El túnel de Ogarrio sí es antiguo pues data de 1901. Es el acceso principal al pueblo y se dice que su constructor fue un nativo de Ogarrio, España, de nombre Vicente Irízar. Cuenta con una extensión de 2.3 kilómetros de largo. Ésta fue la última gran construcción que se hizo en Real de Catorce antes de su inminente decadencia. Partiendo de aquí se localiza el sector conocido como “Pueblo Fantasma”, donde se encuentran las ruinas de las instalaciones de la compañía minera encargada de extraer la plata.
Para 1910, la convulsión política de la época fue de tal magnitud que Real de Catorce cerró minas y la inmensa mayoría de sus habitantes abandonó el pueblo. En 1920 no había ni siquiera 300 habitantes. Un número así puede vivir en estas regiones, sin duda, y algo que permitió que los que aquí vivían pudieran incluso vivir más o menos bien fue la devoción al patrono del lugar: San Francisco de Asís, que tenía y tiene fama de milagroso, lo que sigue atrayendo a miles de peregrinos al Real.

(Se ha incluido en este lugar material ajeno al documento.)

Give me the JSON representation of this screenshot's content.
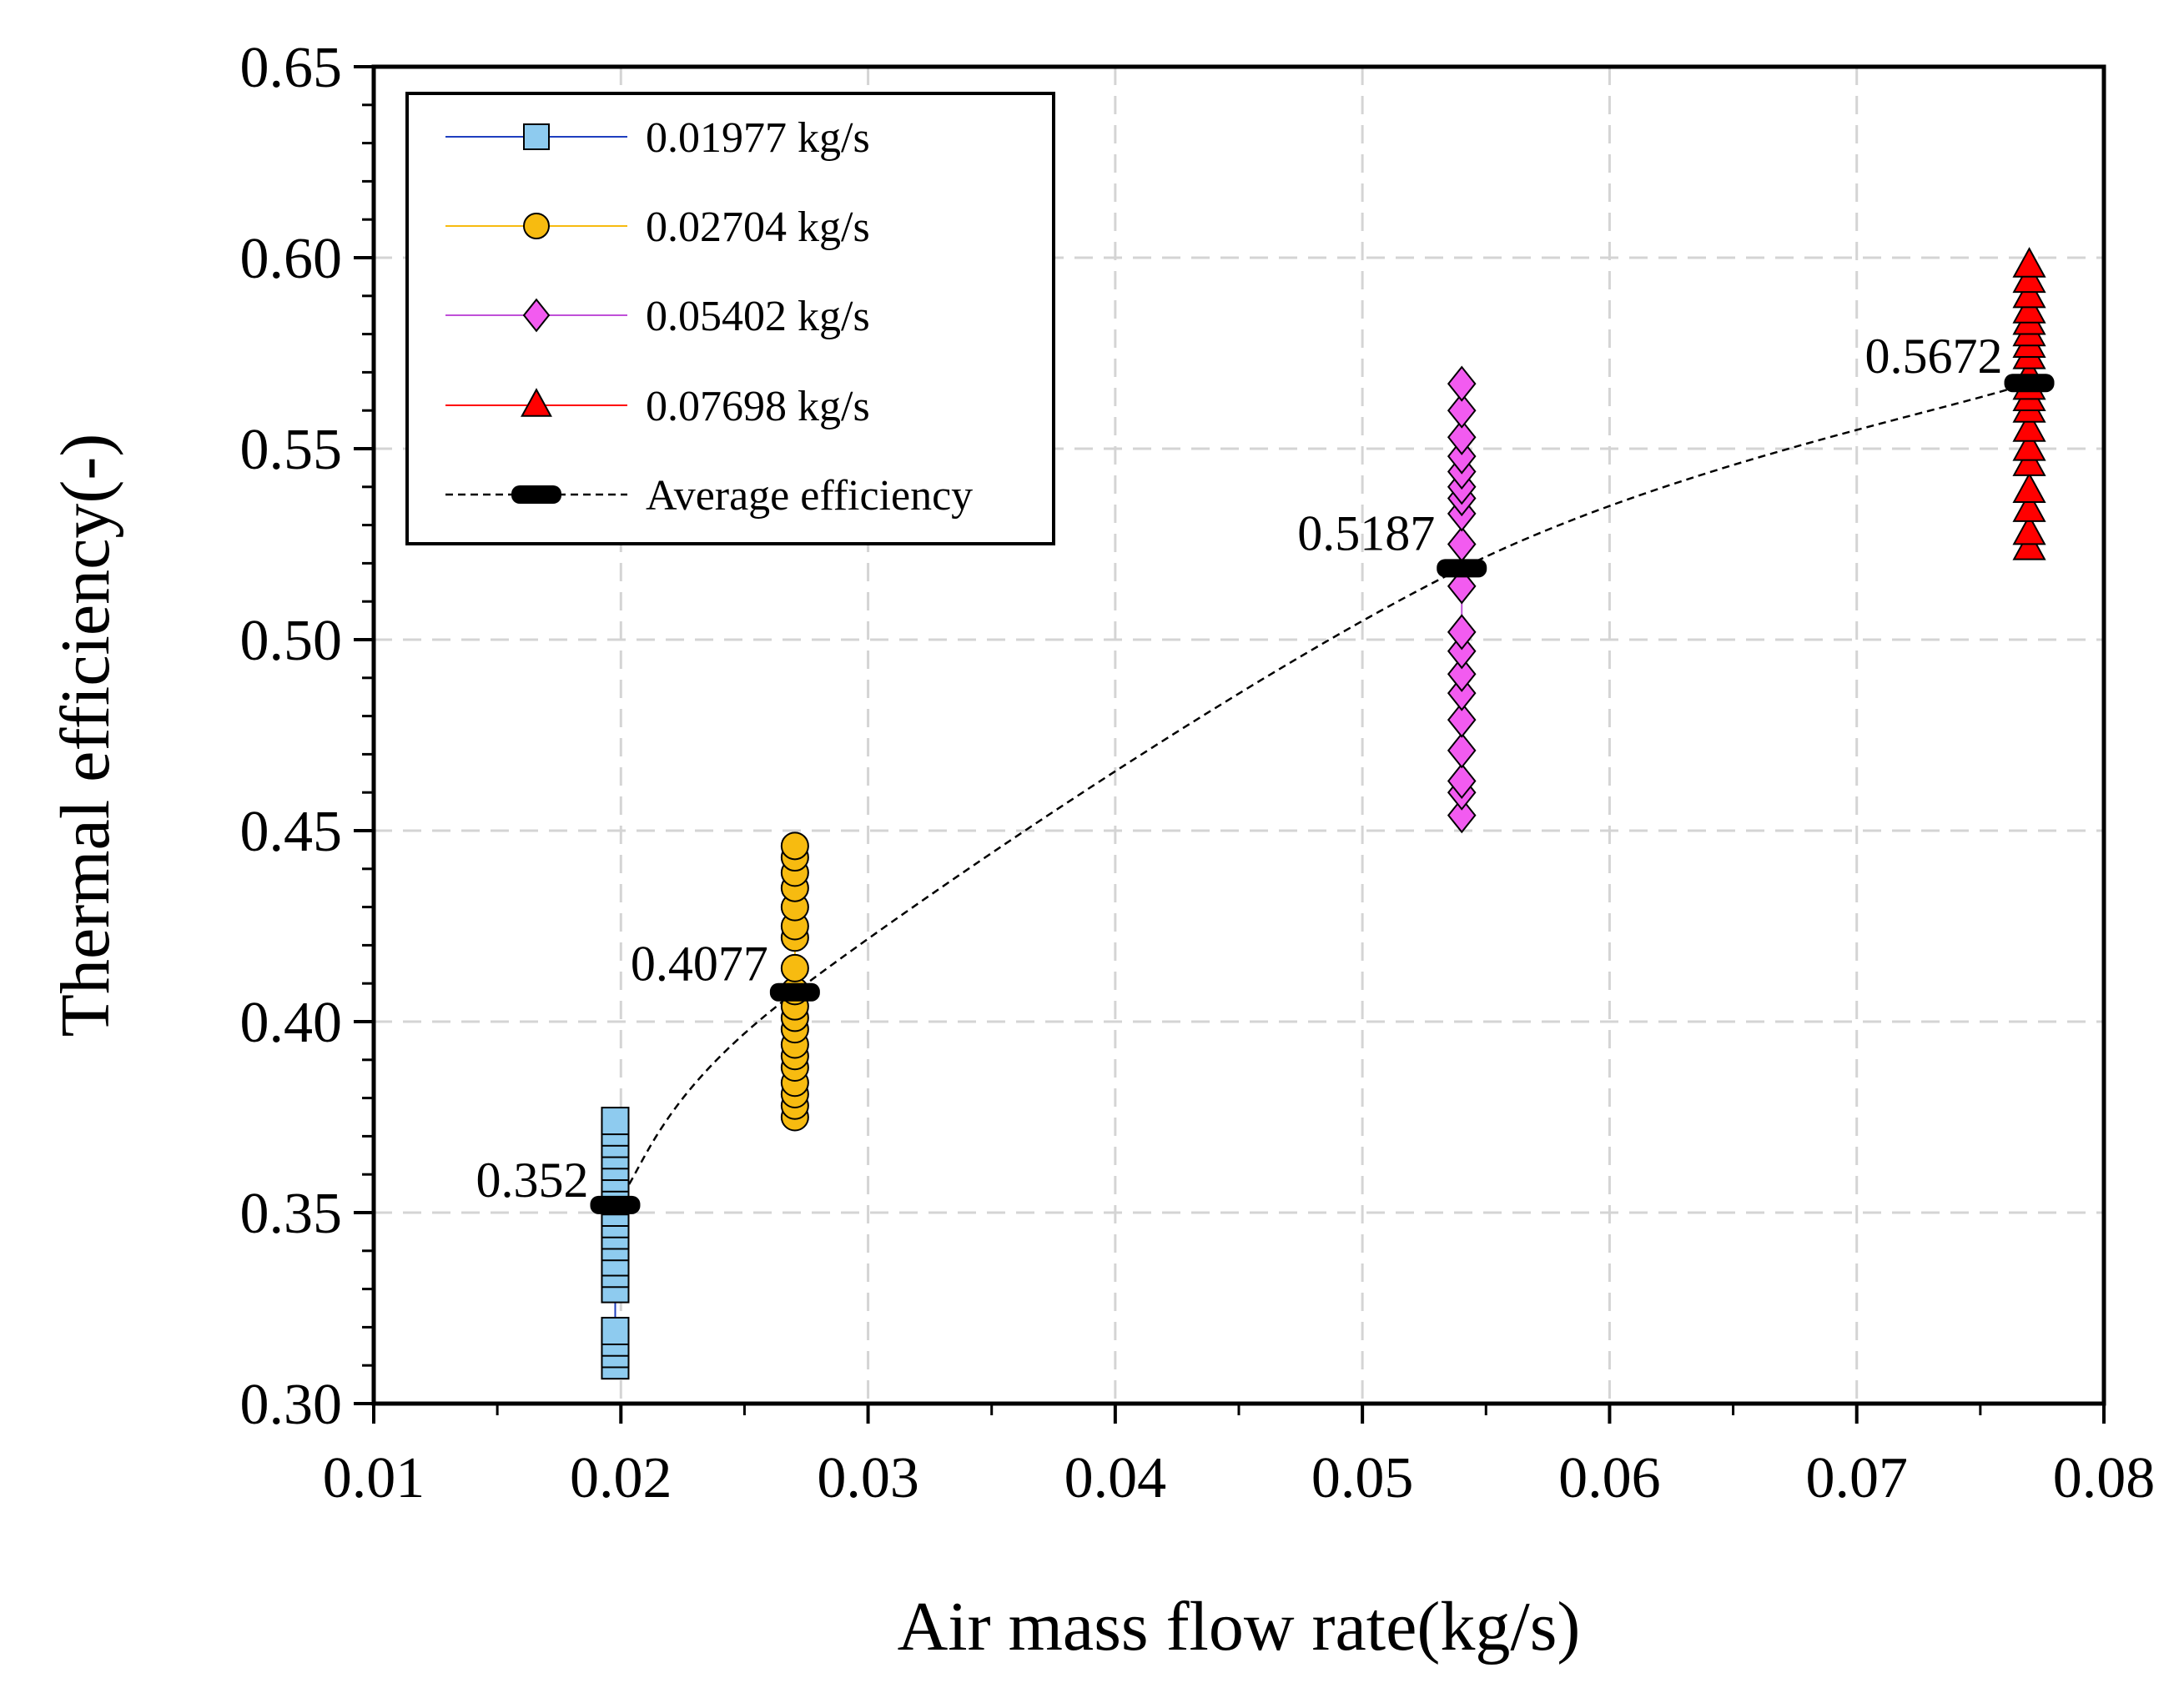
{
  "chart_data": {
    "type": "scatter",
    "title": "",
    "xlabel": "Air mass flow rate(kg/s)",
    "ylabel": "Thermal efficiency(-)",
    "xlim": [
      0.01,
      0.08
    ],
    "ylim": [
      0.3,
      0.65
    ],
    "x_ticks": [
      "0.01",
      "0.02",
      "0.03",
      "0.04",
      "0.05",
      "0.06",
      "0.07",
      "0.08"
    ],
    "y_ticks": [
      "0.30",
      "0.35",
      "0.40",
      "0.45",
      "0.50",
      "0.55",
      "0.60",
      "0.65"
    ],
    "grid": true,
    "legend_position": "top-left",
    "series": [
      {
        "name": "0.01977 kg/s",
        "marker": "square",
        "color": "#8ecbef",
        "line_color": "#1f3fbf",
        "x": 0.01977,
        "values": [
          0.31,
          0.313,
          0.316,
          0.319,
          0.33,
          0.334,
          0.337,
          0.341,
          0.344,
          0.347,
          0.35,
          0.353,
          0.356,
          0.359,
          0.362,
          0.365,
          0.368,
          0.371,
          0.374
        ]
      },
      {
        "name": "0.02704 kg/s",
        "marker": "circle",
        "color": "#f7bb10",
        "line_color": "#f7bb10",
        "x": 0.02704,
        "values": [
          0.375,
          0.378,
          0.381,
          0.384,
          0.388,
          0.391,
          0.394,
          0.398,
          0.401,
          0.404,
          0.408,
          0.414,
          0.422,
          0.425,
          0.43,
          0.435,
          0.439,
          0.443,
          0.446
        ]
      },
      {
        "name": "0.05402 kg/s",
        "marker": "diamond",
        "color": "#f25bf0",
        "line_color": "#c050d8",
        "x": 0.05402,
        "values": [
          0.454,
          0.46,
          0.463,
          0.471,
          0.479,
          0.486,
          0.491,
          0.497,
          0.502,
          0.514,
          0.525,
          0.533,
          0.537,
          0.54,
          0.544,
          0.548,
          0.553,
          0.56,
          0.567
        ]
      },
      {
        "name": "0.07698 kg/s",
        "marker": "triangle",
        "color": "#ff0000",
        "line_color": "#ff0000",
        "x": 0.07698,
        "values": [
          0.524,
          0.528,
          0.534,
          0.539,
          0.546,
          0.55,
          0.555,
          0.56,
          0.563,
          0.566,
          0.569,
          0.574,
          0.577,
          0.58,
          0.583,
          0.586,
          0.59,
          0.594,
          0.598
        ]
      }
    ],
    "average": {
      "name": "Average efficiency",
      "x": [
        0.01977,
        0.02704,
        0.05402,
        0.07698
      ],
      "y": [
        0.352,
        0.4077,
        0.5187,
        0.5672
      ],
      "labels": [
        "0.352",
        "0.4077",
        "0.5187",
        "0.5672"
      ]
    }
  }
}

Todo esto es lo que ha dado fama al Real como pueblo fantasma. Sin embargo, hoy en día no podemos hablar del Real como un pueblo abandonado. A partir de fines de los años 70 y más aún en la década que está terminando, varias decenas de personas han hecho del Real su casa. Según los cálculos más confiables, ahora viven aquí cerca de mil 200 personas. Muchos son nativos, aunque también hay un buen número de personas de otros países que han encontrado el Real suficientemente atractivo como para vivir aquí.
Dónde comer
Es muy variada la oferta culinaria de Real de Catorce; sin embargo, los lugareños coinciden en que El Cactus es el primero de la nueva generación de restaurantes de Real de Catorce, con especialidad en la comida casera y rústica. Aquí podrás probar platillos italianos y mexicanos, originados de las más tradicionales y típicas recetas de las abuelas, y reproducidos por expertos cocineros. Correo electrónico: elcactus@realdecatorce.net.
Otras opciones son La Esquina Chata, considerado el mejor para desayunar, enfrente de la plaza Hidalgo. También está El Minero, donde ofertan comida regional y minera.
Además están El Tolentino, donde hay comida mexicana y regional, frente a la Plaza Hidalgo; El Rincón de Chavelo, con cocina económica, en Ramón Corona 18; El Café Azul: desayunos, crepería, cafetería e Internet, en Lanzagorta 27.
Cómo llegar
Si vienes en autobús tienes que dirigirte a Matehuala. Una vez que has llegado a la Central Camionera de Matehuala, de la misma central salen autobuses al Real, a las 8:00, 12:00, 14:00 y 18:00 horas. Es necesario un transbordo en el túnel de Ogarrio, cuyo costo está incluido en el precio.
Si vienes en tu propio vehículo, se debe tomar la misma ruta y se puede llegar con facilidad, ya que el camino es bueno. El camino de Real a Estación Catorce es otro asunto, pues sólo puede ser recorrido en vehículos de doble tracción y con suma precaución.